Larsen's 1969 book Larsen's Selected Games of Chess, 1948–69 contained annotations that delved into chess psychology and the effective use of rare openings. A chapter of the book gives some of Larsen's thoughts on his own style, and he upholds the views of Polugaevsky and Gligorić that he indulged in flank attacks and favored the advance of rooks' pawns more than other contemporary masters. He was also content to be described as an aggressive player, stemming from his dislike of draws. He disputed the notion that he would willingly accept dubious positions in order to complicate tactics, a characteristic he attributed more to Tal. The book was first published in Denmark; an English-language version followed in 1970 and was sub-titled "Master of Counter-Attack".

Larsen was one of seven top grandmasters who wrote chapters for the 1974 book How to Open a Chess Game. He edited the tournament book for San Antonio 1972. When Ken Smith played most of his games in that event with the white pieces using the Smith-Morra Gambit, Larsen quipped—after one of Smith's opponents responded to 1.e4 with 1...e6, entering a French Defence and avoiding the gambit—"stronger was c5, winning a pawn!" He also wrote the well-received Karpov Vs. Korchnoi: World Chess Championship, 1978, which was published within days of the match ending and was the first book in any language on the 1978 World Championship match.

The Grünfeld Defence (1.d4 Nf6 2.c4 g6 3.Nc3 d5) was another opening that became a frequent choice of Larsen with the Black pieces, and similarly he placed considerable reliance on Grünfeld-Indian systems as White. This led him to co-author, with Steffen Zeuthen, a 1979 book on this opening titled Zoom 001 Zero Hour for Operative Chess Opening Models.

== Notable games ==
- Bent Larsen vs. Boris Spassky, Amsterdam Interzonal 1964, Bird's Opening (A03), 1–0 Larsen successfully played unusual openings in this tournament, and here he uses one of them to knock off a top Soviet, on his way to winning the tournament.
- David Bronstein vs. Bent Larsen, Amsterdam Interzonal 1964, King's Indian Defense: Averbakh. Benoni Defense Advanced Variation (E75), 0–1 Larsen defends and ends Bronstein's dream of becoming a World Championship Candidate.
- Svetozar Gligorić vs.

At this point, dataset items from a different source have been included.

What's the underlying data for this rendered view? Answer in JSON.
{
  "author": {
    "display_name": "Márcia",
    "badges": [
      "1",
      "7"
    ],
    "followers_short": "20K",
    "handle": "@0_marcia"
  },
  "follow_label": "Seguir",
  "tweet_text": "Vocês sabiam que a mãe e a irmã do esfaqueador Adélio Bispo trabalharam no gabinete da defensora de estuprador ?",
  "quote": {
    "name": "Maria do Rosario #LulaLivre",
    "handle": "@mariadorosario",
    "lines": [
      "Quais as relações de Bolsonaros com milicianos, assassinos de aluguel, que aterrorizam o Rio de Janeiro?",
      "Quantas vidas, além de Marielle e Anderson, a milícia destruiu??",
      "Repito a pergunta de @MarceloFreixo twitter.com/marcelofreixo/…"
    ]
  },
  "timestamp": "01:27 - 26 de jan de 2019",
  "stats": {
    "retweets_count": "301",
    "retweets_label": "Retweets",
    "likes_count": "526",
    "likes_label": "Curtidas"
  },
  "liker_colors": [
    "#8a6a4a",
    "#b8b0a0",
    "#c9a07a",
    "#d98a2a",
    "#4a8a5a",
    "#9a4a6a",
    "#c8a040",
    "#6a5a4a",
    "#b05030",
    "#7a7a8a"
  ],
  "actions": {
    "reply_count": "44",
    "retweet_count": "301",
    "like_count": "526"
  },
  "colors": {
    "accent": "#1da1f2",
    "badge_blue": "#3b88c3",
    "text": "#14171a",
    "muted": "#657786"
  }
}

Bent Larsen, Zagreb 1965, Sicilian Defence, Scheveningen Variation (B83), 0–1 Gligorić launches a dangerous-looking attack, but Larsen finds an inspired defence. Larsen had a strong head-to-head dominance over the top Yugoslav player of that era.
- Bobby Fischer vs. Bent Larsen, Santa Monica 1966, Ruy Lopez, Open Variation (C82), 0–1 Fischer has a promising position but miscalculates and is punished in drastic style by Larsen's counterattack.
- Bent Larsen vs. Tigran Petrosian, Santa Monica 1966, Sicilian Defence, Accelerated Dragon Variation (B39), 1–0 Larsen unleashes a queen sacrifice to defeat the World Champion.
- Mikhail Tal vs. Bent Larsen, Eersel 1969, match game 6, Sicilian Defence, Richter–Rauzer Variation (B65), 0–1 Larsen was dangerous with the Black pieces, and here he shows a former World Champion why.
- Mikhail Botvinnik vs. Bent Larsen, Leiden 1970, Dutch Defense, Classical Variation (A90), 0–1 Larsen outplays another former World Champion in a long endgame.
- Bobby Fischer vs. Bent Larsen, Palma de Mallorca Interzonal 1970, Sicilian Defence, Velimirovic Attack (B89), 0–1 Larsen surprised Fischer, who was then nearly invincible, with an opening innovation, and plays a near-perfect game to win.
- Anatoly Karpov vs. Bent Larsen, Montreal 1979, Scandinavian Defence (B01), 0–1 Larsen springs a rare opening on the World Champion, and is rewarded with success.
- Viswanathan Anand vs. Bent Larsen, Roquebrune 1992, Sicilian (B27), 0–1 Larsen beats a future World Champion using Larsen's favourite opening.